The toughest part of my role in the War Room was not fighting the bureaucracy; it was fighting the “tsunami of irrationality.” Even as I sat in these high-level meetings, I was dismayed to witness the rapid spread of “panic prescribing” across the district. Driven by an understandable but dangerous urge to “do something,” many physicians were handing out drug cocktails that had no scientific basis.

As the chair of the expert committee, I had to be the “No-Man.” While other districts were scrambling to procure Favipiravir or Ivermectin, I stood firm. I stood before the Collector and the health officials and argued that we must not waste public funds on “magic bullets” that didn’t work. It was a lonely position. Private hospitals were under pressure from wealthy families to provide “the latest drugs,” and here I was, representing the largest hospital in the district, saying “No.”

At Sevagram, we made a conscious, collective choice: our treatment protocols would be dictated by high-quality global trials (like the RECOVERY and SOLIDARITY trials), not by pharmaceutical marketing or anecdotal social media posts. We admitted nearly 5,000 Covid patients over the course of the pandemic, and we steadfastly refused to use the controversial “magic bullets” that were bankrupting families elsewhere.

The Remdesivir and Steroid Protocol

The pressure regarding Remdesivir was perhaps the most intense administrative challenge I faced. The public viewed it as a life-saver, a “divine vial” that could snatch a patient from the jaws of death. The reality, as shown by the data, was far more modest: it didn’t reduce mortality or the need for ventilators.

While the rest of the country was seeing frantic queues and black-marketing of Remdesivir, Sevagram took a contrarian stand. From March 2021, we reduced our usage of the drug by 90%. We used it only selectively for a very specific window of patients. This decision saved our patients lakhs of rupees and spared them unnecessary hepatic and cardiac toxicity.

Our approach to steroids was equally disciplined. We knew from the RECOVERY trial that steroids were a double-edged sword: they were a miracle for hypoxic patients on oxygen, but a disaster for those with normal oxygen levels. We fought a constant battle against the “steroids for everyone” approach that was rampant in the community—a practice that, as I feared, would later contribute to the horrifying outbreak of “Black Fungus.”

A Public Stand for Evidence

My role in the district governance culminated in a very public declaration of our philosophy. In an interview with The Indian Express on June 9, 2021, I stated clearly that evidence-based healthcare was the cornerstone of Sevagram’s treatment. “We refrain from resorting to anecdotal evidence or promotional research,” I told the press.

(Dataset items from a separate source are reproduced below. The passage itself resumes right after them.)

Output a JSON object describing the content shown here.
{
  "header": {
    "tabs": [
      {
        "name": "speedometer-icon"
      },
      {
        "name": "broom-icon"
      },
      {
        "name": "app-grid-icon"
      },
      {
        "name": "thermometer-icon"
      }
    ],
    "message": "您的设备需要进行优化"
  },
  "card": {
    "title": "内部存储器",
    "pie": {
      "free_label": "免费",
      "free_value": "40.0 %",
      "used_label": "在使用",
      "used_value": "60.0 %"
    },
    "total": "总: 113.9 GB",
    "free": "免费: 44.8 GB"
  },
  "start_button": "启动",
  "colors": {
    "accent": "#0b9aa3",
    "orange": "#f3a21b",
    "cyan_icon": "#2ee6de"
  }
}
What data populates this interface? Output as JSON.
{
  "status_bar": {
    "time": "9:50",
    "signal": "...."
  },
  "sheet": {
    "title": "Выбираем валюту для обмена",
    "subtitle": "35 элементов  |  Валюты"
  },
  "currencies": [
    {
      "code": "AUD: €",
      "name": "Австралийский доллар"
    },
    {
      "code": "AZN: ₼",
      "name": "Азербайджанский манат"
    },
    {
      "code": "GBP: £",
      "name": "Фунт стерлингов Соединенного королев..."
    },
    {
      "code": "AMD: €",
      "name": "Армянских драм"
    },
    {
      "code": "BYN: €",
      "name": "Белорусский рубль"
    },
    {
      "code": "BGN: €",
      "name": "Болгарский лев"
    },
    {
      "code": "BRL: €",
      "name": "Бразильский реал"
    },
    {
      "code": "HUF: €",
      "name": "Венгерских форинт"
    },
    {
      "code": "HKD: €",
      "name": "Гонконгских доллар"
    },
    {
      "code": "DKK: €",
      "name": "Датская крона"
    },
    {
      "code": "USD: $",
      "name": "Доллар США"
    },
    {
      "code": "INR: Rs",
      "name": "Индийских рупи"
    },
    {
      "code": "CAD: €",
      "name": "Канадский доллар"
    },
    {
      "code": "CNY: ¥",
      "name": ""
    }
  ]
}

Working with the administrators of Wardha was a testament to the power of a “War Room” that actually listens to science. We proved that in the face of a terrifying new disease, the most effective weapon we had was not a new drug, but the discipline of the scientific method. We didn’t just manage a crisis; we managed to keep our integrity intact while doing so.

As we moved toward the peak of the second wave, the “War Room” conversations shifted from drug protocols to something even more fundamental: the very air our patients breathed. The oxygen crisis was coming, and the governance structures we had built were about to be tested to their breaking point.